In a strongly worded 42 page decision, the Second District Appellate Court ruled in Gurba v. Community HS Dist. 155, that school districts are subject to the zoning regulations of home rule municipalities. The decision answered a legal question that, up until last week, had remained unresolved. If the case is not appealed, it will likely serve as the seminal case on this issue.

This case concerned the Community High School District 155’s construction of bleachers for the Crystal Lake South High School football field. The School District constructed the $1.8 million bleachers apparently without consulting with and without approval from the City of Crystal Lake. The bleachers violated a number of the City’s zoning regulations. This was not a sympathetic set of facts for the School District and other facts may have resulted in a more tempered result. Neighbors sued the School District and the City was made a party. The School District through its attorneys (our firm was not involved in this matter) argued at the trial court level that the School District was entirely exempt from municipal zoning regulations. To support its position, the School District put forth a number of arguments including that the City was preempted from applying its zoning regulations on school property because the state constitution declares public education to be a matter of statewide concern. The trial court disagreed with the School District and the Appellate Court affirmed the trial court’s decision.

In an opinion which essentially rejected all of the School District’s arguments, the Appellate Court reached some sweeping conclusions, including that

  • in a conflict between a school district and a home-rule unit, the home-rule unit’s powers should be given precedence;
  • while a home-rule unit may not enact ordinances that infringe upon the realm of public education, such as by changing local graduation requirements, zoning and land use do not impinge upon any facet of public education; and
  • there is little intersection between zoning and public education and, therefore, a home rule municipality should not be precluded from enforcing its zoning ordinances against a school district.

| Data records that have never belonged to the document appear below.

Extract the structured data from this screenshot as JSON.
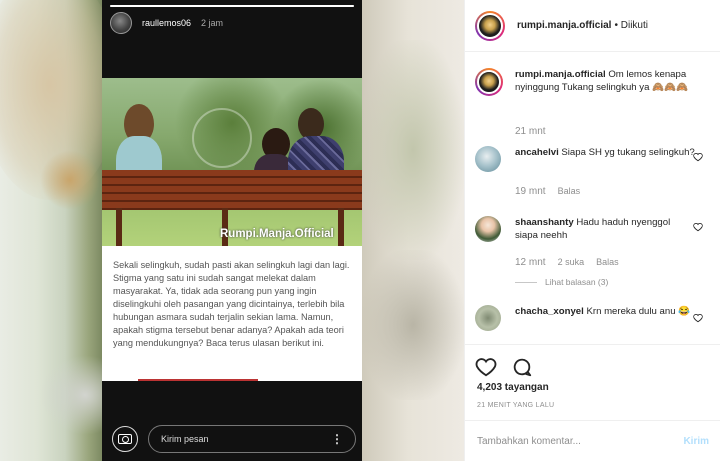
{
  "story": {
    "username": "raullemos06",
    "time": "2 jam",
    "watermark": "Rumpi.Manja.Official",
    "text": "Sekali selingkuh, sudah pasti akan selingkuh lagi dan lagi. Stigma yang satu ini sudah sangat melekat dalam masyarakat. Ya, tidak ada seorang pun yang ingin diselingkuhi oleh pasangan yang dicintainya, terlebih bila hubungan asmara sudah terjalin sekian lama. Namun, apakah stigma tersebut benar adanya? Apakah ada teori yang mendukungnya? Baca terus ulasan berikut ini.",
    "message_placeholder": "Kirim pesan",
    "more_glyph": "⋮",
    "progress": 1.0
  },
  "panel": {
    "header": {
      "username": "rumpi.manja.official",
      "follow_status": "• Diikuti"
    },
    "caption": {
      "username": "rumpi.manja.official",
      "text": "Om lemos kenapa nyinggung Tukang selingkuh ya 🙈🙈🙈",
      "time": "21 mnt"
    },
    "comments": [
      {
        "username": "ancahelvi",
        "text": "Siapa SH yg tukang selingkuh?",
        "time": "19 mnt",
        "reply": "Balas"
      },
      {
        "username": "shaanshanty",
        "text": "Hadu haduh nyenggol siapa neehh",
        "time": "12 mnt",
        "likes": "2 suka",
        "reply": "Balas",
        "view_replies": "Lihat balasan (3)"
      },
      {
        "username": "chacha_xonyel",
        "text": "Krn mereka dulu anu 😂"
      }
    ],
    "views": "4,203 tayangan",
    "posted": "21 MENIT YANG LALU",
    "add_comment_placeholder": "Tambahkan komentar...",
    "send_label": "Kirim"
  }
}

In reaching its decision, the Appellate Court emphasized the language contained in Section 10-22.13a of the Illinois School Code, 105 ILCS 5/10-22.13a. This Section provides that local school boards may seek zoning changes, variations, or special uses for property held or controlled by the school district. The Court found that the existence of this language displays the legislature’s intent that school districts are required to comply with municipal zoning regulations and apply for variations, special use permits, and other zoning relief when necessary for school district property. According to the Court, if that was not the case, the language would be superfluous. The Court also appeared to agree with the Illinois Attorney General’s 2012 opinion that school districts are subject to municipal zoning regulations, which we reported on here.

Quite concerning for school districts is that the Appellate Court, unlike the Attorney General, did not acknowledge that in certain circumstances zoning regulations may frustrate the school district’s educational purposes. This argument did not apparently come up in this case. The Attorney General, in its opinion, provided that if zoning regulations frustrate a school district’s educational purposes, the school district may seek redress. While the Appellate Court paid brief lip service to this portion of the Attorney General’s opinion, a conclusion could be reached from the tenor of the Appellate Court’s opinion that zoning and the provision of education are distinct matters that do not conflict. Therefore, a school district must adhere to the municipal zoning regulations regardless of the impact on the school’s educational program. While it is certainly reasonable to conclude that the location and size of football stands may not frustrate a school district’s ability to provide educational services, a set of facts could easily emerge where zoning regulations inhibit the ability of a school district to construct a new classroom or to purchase land and build a school. In most cases, intergovernmental cooperation should prevail, but this case provides additional ammunition for municipalities to enforce their zoning regulations in an overly restrictive manner.

The Court’s opinion is limited to the zoning authority of home rule municipalities. Whether school districts are subject to the zoning regulations of non-home rule municipalities remains unanswered. Further, this opinion only pertains to home rule municipal authority related to zoning regulations. The Appellate Court did recognize that municipal building codes do not apply to school districts. Instead, the Health and Life Safety Code for schools prepared by ISBE and the respective regional offices of education have jurisdiction regarding school building code matters.

As school districts consider new construction, it is imperative to work with their architects and attorneys to analyze the relevant zoning regulations and determine if the construction complies with the zoning regulations or if a variation, special use permit, or other zoning relief is required.